Purge Cloudflare Cache Dialog. This has three steps. The bot prompts the user to provide the CDN resource to purge (separated by commas). Then, it confirms to the user whether he/she wishes to proceed (with a yes/no prompt similar to Recycle UAT), and if affirmative, proceeds to send an HTTP POST request to the Purge Cloudflare plugin service, providing the URLs in the payload.

These three dialogs do not require AI to go through their steps. In the future, there may be more intelligence required to perform more complex tasks. But for now, the main use of AI in the NoOps bot is understanding the initial input from the user, received by the Main Dialog, to determine the user’s intent from the natural language message entered. For this, the Bot interfaces with Azure’s Language Understanding Intelligent Service (LUIS).

Language Understanding Intelligent Service (LUIS)
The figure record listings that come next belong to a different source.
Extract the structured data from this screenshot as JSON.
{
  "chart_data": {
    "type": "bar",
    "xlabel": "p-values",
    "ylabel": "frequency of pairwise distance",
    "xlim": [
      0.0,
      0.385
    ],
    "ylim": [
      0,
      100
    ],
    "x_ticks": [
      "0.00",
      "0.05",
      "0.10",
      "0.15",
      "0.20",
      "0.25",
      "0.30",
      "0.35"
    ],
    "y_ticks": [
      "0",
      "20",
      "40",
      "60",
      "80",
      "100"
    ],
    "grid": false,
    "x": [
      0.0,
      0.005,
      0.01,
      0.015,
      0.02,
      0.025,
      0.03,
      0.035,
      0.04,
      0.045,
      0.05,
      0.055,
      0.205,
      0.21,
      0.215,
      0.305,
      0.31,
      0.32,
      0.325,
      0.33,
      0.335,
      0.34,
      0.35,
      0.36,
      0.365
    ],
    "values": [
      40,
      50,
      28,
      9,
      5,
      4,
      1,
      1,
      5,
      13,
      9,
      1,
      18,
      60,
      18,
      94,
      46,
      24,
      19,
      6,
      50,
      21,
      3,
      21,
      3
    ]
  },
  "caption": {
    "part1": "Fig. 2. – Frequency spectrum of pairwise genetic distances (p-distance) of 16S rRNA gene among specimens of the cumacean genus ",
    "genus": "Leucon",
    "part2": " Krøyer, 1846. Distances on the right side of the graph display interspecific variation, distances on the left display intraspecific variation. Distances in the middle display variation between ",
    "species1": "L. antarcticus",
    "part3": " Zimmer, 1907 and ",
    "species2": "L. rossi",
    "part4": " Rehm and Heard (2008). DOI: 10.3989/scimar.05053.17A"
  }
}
LUIS is an Azure AI product for building and running natural language models. It takes an utterance (text input) and returns one or more intents, each with a score on how strong the utterance aligns with the language associated with the intent. If a score is too low, the Bot is configured to say that it does not understand the request.

The current NoOps model has three intents: News, Purge_CF, and TSA_Recycle_UAT. Each of these intents has a list of utterances that are used to train the AI to help it understand the text. LUIS also stores a history of messages it has received, including those it was unable to understand, and they can be used as inputs to add to the list and improve the model.

Bot Framework Composer

The current NoOps bot is built with Python. A future version may instead be built using the Bot Framework Composer. Instead of developing the dialogs through Python code, the Bot Framework Composer provides a graphical interface to represent the conversation flow, and generates the logic in a JSON format to be consumed by the Bot service. This makes it easier for teams to build their own bots.


Beyond simple dialogs, the Bot framework allows extension and reuse through skills. Skills are composable bots, each running as a separate service, that are linked to a central bot. This allows teams to maintain their own bots (as microservices) but are still all connected to one central channel. Microsoft has created a number of out-of-the-box skills that have productivity capabilities such as managing calendars, sending emails, or providing map information.

Possible Future Applications

The NoOps bot is but one of the many possible applications of the Bot Framework for WebJet. It is interesting to note that one of the samples in the Bot Framework SDK tutorial is Flight Booking. Bot frameworks like the MS Bot Framework are an alternative to packaged AI chatbot solutions. With the recent spike of LivePerson use due to travel bans, it can someday also be able to help reduce the load of Customer Centre, and provide great value to Webjet and its customers.

Since the release of NoOps Bot, we have received a number of feature requests, with a few posing some implementation challenges.